Late Fall Seeding – As soil temperatures cool, the speed of seed germination slows precipitously. By mid-November, we recommend that, when seeding is necessary (new lawns, insect damage or other repair procedures), Lawn Depot EVERGREEN 100% hybrid perennial ryegrass be used and that the seed be amended with either Penn Mulch or weed-free straw (EZ Straw) to hold moisture in the seed bed. Irrigation EVERY DAY through germination is essential. Remember to only seed at this time of year in emergency situations, and only use EVERGREEN Mix if you do seed. Although seed does not die if ungerminated in the soil over the winter, it can’t germinate next spring until soil temperatures rise into the mid-50s. Probably late April-early May. And then you’ll be interfering with any weed control (crabgrass, broadleaf) programs you may want to follow. The best times to seed are between mid-August and the end of October. Late seeding and any spring seeding should be with EVERGREEN Mix, and should only be done in emergencies.

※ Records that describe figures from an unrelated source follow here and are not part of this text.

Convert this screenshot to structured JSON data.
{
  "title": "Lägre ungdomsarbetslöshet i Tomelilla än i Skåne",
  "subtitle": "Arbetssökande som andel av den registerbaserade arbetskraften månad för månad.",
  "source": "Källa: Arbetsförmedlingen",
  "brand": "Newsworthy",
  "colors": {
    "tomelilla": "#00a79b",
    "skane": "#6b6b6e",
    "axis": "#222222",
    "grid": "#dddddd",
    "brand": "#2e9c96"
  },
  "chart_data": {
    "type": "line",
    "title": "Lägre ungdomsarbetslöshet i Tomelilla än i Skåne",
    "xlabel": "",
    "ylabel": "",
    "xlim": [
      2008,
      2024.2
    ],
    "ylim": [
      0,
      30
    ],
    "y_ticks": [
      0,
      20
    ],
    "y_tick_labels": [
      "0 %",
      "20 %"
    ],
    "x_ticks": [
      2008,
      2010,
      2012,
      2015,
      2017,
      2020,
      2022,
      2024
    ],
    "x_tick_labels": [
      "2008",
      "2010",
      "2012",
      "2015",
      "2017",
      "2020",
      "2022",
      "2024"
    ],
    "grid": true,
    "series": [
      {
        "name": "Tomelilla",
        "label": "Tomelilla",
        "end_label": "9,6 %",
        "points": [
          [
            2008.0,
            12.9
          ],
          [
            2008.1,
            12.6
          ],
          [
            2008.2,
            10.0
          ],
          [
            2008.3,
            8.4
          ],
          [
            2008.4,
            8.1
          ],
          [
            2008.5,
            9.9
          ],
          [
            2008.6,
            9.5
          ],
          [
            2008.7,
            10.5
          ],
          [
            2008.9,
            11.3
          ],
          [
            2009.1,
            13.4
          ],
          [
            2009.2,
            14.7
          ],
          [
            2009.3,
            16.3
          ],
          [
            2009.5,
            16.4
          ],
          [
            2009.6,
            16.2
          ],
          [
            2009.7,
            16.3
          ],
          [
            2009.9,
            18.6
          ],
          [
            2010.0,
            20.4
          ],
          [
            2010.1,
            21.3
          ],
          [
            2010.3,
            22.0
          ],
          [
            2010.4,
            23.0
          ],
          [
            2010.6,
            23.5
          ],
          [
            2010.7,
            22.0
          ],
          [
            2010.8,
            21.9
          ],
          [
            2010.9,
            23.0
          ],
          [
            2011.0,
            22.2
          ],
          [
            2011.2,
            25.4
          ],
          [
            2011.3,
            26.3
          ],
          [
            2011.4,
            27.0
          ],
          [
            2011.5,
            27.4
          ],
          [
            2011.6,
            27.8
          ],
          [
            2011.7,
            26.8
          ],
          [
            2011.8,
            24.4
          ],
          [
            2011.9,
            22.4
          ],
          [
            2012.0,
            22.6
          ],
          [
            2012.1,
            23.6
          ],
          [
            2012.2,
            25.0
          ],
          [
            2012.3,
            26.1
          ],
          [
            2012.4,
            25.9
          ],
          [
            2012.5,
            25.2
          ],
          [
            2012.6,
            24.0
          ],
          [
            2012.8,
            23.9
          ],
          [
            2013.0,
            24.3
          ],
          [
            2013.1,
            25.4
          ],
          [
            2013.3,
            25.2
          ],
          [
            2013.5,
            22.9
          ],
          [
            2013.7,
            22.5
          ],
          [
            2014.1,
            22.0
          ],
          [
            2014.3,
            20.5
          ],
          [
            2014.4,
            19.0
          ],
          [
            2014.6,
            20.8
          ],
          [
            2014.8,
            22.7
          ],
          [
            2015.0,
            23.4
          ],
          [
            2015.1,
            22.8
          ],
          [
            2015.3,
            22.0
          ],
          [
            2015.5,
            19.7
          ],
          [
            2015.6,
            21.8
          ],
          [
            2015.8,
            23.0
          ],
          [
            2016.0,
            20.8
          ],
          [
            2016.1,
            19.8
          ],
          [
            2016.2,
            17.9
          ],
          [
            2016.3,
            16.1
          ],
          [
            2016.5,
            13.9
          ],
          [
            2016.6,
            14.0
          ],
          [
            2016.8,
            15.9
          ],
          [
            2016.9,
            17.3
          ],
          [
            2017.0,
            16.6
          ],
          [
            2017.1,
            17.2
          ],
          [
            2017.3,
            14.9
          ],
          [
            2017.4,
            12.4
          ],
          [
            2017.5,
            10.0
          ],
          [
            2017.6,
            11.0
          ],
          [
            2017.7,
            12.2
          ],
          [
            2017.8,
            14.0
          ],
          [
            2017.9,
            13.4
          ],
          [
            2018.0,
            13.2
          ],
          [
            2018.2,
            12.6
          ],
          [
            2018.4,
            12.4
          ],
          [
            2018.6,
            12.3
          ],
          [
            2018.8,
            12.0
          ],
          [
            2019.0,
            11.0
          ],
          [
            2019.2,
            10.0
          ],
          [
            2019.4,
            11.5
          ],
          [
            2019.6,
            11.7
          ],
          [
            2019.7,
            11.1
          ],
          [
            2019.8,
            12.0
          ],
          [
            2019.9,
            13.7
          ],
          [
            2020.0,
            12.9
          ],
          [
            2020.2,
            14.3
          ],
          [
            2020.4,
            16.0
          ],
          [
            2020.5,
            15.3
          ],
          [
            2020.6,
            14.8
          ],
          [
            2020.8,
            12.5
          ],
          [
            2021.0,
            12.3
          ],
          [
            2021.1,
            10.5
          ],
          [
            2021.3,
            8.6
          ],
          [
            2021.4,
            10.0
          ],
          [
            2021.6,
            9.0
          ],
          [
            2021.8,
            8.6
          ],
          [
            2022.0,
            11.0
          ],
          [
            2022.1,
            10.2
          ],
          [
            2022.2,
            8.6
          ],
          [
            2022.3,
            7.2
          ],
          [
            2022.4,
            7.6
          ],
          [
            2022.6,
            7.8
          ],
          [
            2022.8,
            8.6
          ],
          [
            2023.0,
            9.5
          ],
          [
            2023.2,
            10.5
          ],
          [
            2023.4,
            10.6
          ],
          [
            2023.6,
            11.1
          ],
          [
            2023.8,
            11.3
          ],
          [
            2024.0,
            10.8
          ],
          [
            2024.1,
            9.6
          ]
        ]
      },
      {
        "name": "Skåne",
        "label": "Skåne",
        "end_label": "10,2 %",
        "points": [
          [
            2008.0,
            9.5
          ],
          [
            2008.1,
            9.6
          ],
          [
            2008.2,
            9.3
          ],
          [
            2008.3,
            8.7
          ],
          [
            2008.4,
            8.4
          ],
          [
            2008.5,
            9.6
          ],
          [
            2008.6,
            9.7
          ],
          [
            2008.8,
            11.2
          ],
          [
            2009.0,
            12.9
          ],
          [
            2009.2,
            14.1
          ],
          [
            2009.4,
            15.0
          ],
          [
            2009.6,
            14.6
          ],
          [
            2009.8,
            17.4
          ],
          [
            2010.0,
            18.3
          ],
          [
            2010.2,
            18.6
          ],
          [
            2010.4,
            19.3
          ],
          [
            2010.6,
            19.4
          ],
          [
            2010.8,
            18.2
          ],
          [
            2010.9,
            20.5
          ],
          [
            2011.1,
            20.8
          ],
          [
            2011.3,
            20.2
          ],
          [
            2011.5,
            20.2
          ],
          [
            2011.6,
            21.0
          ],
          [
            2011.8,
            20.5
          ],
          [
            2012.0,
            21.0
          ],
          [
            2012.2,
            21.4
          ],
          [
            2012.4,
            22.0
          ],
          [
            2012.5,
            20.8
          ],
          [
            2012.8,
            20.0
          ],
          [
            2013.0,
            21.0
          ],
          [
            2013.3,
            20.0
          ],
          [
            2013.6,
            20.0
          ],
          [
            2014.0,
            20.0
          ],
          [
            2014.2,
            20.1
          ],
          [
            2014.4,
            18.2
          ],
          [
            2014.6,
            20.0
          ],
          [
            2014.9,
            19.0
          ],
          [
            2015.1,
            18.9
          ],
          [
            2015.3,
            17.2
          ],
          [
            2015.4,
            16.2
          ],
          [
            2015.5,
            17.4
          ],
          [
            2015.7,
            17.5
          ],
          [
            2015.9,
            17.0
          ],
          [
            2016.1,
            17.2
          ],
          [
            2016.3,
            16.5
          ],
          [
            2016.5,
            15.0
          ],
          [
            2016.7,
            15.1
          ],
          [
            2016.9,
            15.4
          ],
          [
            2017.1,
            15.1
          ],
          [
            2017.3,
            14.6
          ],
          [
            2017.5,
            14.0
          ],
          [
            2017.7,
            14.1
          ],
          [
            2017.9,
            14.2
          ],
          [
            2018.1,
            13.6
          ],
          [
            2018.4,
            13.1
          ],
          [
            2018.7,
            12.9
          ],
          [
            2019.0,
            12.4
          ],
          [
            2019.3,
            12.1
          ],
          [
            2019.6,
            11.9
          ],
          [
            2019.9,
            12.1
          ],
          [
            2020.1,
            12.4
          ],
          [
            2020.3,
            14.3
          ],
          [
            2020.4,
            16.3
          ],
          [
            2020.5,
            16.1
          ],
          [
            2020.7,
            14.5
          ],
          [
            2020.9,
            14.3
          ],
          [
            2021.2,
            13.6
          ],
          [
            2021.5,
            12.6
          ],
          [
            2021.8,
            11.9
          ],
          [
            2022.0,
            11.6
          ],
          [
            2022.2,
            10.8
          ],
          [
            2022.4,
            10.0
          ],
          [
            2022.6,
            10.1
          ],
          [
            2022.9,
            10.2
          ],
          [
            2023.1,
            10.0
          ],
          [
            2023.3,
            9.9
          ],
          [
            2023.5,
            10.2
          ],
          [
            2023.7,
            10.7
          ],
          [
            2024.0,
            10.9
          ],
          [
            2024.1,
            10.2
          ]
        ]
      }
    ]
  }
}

Liming Lawns in the Late Fall – Liming is a soil conditioning activity, not a fertilizer. Lime is not absorbed by grass plants. Its sole function is to make fertilizers work better. Our soils are naturally acidic (pH = 5.5-6.0 typically). When fertilizers are applied to acidic soils some of the nutrients (N, P, K) react chemically with the acidic soil and become bound to the soil. Thus, rendering the nutrients unavailable to the grass plants. So, by regularly adding pelletized lime to lawns, we can raise the soil pH and make the fertilizers more effective. Liming can be done any time when the ground is not either snow-covered or frozen. It is best done during periods of regular rainfall (now, spring) because it will be activated more quickly. Apply pelletized lime 5 lbs./1000 sq. ft. for Cal-Turf Pro Lime (high efficiency lime) to all grassy areas of the yard once or twice a year to maintain soil pH or 12 lbs./1000 sq. ft. to raise/correct the soil pH.